Così le manifestazioni della massa compatta comportano sempre, senza eccezioni, un elemento panico, sia che esse si esprimano nell’entusiasmo bellico, nell’odio contro gli ebrei o nell’istinto di autoconservazione. – Una volta chiarita la differenza tra la massa compatta (quella piccolo-borghese) e la massa dotata di coscienza di classe (quella proletaria), diventa palese anche il suo significato operativo. Per dirla in parole chiare: mai questa distinzione appare più giustificata che nei casi tutt’altro che rari in cui ciò che originariamente era un atto violento di trasgressione di una massa compatta è diventato, in seguito a una situazione rivoluzionaria, forse già nell’arco di pochi secondi, l’azione rivoluzionaria di una classe.
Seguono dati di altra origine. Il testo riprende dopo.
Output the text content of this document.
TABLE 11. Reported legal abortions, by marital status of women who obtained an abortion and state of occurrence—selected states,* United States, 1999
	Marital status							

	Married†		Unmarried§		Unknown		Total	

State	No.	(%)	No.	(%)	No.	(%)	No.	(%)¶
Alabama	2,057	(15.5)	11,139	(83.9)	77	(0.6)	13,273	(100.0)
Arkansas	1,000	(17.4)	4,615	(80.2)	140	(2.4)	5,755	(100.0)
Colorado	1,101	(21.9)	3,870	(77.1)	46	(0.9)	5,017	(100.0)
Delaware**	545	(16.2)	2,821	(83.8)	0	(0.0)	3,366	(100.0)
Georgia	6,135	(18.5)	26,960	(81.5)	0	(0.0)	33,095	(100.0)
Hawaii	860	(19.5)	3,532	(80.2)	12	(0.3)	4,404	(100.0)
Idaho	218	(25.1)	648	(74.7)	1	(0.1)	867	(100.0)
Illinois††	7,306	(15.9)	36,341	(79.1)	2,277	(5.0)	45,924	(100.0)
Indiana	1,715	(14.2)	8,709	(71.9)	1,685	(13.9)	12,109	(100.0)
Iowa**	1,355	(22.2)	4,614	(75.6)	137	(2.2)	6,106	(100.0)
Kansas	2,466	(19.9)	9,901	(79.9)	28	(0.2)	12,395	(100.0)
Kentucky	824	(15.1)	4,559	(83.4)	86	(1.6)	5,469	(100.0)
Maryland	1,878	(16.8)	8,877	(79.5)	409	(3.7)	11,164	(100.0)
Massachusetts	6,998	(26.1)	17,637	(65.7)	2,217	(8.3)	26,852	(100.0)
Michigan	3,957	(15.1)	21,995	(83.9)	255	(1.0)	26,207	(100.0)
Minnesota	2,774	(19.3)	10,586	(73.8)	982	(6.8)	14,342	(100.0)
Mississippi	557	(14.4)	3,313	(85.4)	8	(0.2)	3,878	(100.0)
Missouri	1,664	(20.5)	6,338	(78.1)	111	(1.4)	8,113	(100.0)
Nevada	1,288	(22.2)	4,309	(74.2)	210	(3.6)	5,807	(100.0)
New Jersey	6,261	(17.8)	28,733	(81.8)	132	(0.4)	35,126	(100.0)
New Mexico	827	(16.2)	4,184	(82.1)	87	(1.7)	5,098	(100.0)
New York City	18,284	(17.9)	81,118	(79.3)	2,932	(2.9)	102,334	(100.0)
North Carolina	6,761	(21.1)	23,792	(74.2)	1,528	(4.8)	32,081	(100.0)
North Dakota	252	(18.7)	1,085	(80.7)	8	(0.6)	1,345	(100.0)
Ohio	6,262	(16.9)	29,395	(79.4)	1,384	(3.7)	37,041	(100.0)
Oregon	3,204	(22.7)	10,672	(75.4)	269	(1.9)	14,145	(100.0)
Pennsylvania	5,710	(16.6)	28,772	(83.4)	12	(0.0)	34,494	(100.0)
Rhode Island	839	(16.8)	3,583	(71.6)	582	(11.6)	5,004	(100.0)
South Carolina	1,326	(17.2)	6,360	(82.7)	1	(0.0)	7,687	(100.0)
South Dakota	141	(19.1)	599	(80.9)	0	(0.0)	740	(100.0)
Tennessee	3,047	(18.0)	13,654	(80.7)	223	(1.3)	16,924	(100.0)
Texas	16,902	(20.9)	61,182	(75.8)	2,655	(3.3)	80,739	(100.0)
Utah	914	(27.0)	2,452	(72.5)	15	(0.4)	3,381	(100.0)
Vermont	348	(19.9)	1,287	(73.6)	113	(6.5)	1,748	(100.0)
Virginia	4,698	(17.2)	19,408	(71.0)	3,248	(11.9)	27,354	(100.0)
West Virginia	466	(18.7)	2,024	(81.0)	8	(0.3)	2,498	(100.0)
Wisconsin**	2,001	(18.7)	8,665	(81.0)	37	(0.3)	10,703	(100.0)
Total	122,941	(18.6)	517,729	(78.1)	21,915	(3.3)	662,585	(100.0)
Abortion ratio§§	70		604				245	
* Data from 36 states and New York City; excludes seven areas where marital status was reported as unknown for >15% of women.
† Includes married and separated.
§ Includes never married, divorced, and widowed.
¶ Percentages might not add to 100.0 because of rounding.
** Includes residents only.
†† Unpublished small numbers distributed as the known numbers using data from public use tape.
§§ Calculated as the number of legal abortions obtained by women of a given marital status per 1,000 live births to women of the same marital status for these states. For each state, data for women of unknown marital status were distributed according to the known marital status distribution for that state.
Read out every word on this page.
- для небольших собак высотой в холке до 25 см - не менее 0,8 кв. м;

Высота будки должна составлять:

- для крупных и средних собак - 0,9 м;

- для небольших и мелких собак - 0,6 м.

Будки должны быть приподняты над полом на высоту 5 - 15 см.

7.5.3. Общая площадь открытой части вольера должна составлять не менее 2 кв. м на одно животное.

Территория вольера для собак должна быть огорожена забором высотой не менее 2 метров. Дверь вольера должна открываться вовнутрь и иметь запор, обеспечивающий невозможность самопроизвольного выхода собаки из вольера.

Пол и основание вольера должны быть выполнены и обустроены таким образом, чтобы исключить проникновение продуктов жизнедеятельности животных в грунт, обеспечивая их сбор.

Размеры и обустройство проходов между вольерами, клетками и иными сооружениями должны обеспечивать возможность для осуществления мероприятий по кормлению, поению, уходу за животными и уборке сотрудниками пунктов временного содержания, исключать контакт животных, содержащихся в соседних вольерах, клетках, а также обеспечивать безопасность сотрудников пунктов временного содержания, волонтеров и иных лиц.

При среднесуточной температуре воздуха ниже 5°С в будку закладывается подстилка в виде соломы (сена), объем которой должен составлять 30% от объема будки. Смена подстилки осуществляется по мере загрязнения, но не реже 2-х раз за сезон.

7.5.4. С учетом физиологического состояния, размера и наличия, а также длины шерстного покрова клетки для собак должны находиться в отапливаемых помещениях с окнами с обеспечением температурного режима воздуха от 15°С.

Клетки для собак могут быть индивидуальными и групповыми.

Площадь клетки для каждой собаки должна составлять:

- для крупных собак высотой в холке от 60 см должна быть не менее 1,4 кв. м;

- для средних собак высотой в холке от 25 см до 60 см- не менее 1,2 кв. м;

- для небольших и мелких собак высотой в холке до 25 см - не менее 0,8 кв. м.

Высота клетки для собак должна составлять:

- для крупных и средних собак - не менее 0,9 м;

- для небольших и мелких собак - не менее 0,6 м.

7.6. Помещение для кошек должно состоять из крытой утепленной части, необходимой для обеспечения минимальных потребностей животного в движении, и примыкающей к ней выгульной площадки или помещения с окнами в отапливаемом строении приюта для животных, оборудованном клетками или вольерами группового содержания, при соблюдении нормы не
Il tratto peculiare di simili processi veramente storici è dato dal fatto che la reazione di una massa compatta provoca in se stessa uno shock che la scioglie e le permette di rendersi conto di essere un’unione di quadri dotati di coscienza di classe. Ciò che un tale processo concreto contiene in un arco di tempo strettissimo è una cosa ben diversa da ciò che nel linguaggio dei tattici comunisti si chiama «la conquista della piccola borghesia». Questi tattici sono interessati al chiarimento di un simile evento anche in un altro senso. Un’ambigua concezione della massa, un rinvio non vincolante al suo stato d’animo quale viene continuamente riproposto dalla stampa rivoluzionaria tedesca, ha indubbiamente alimentato illusioni che sono divenute fatali per il proletariato tedesco. Il fascismo, invece, è riuscito a sfruttare in modo eccellente queste leggi, indipendentemente dal fatto che le abbia comprese o meno. Esso sa che quanto più sono compatte le masse che esso raduna, tanto maggiori saranno le possibilità che gli istinti controrivoluzionari della piccola borghesia determinino le reazioni di tali masse. Da parte sua, però, il proletariato prepara una società in cui non esisteranno più, per la formazione delle masse, né le condizioni oggettive né quelle soggettive.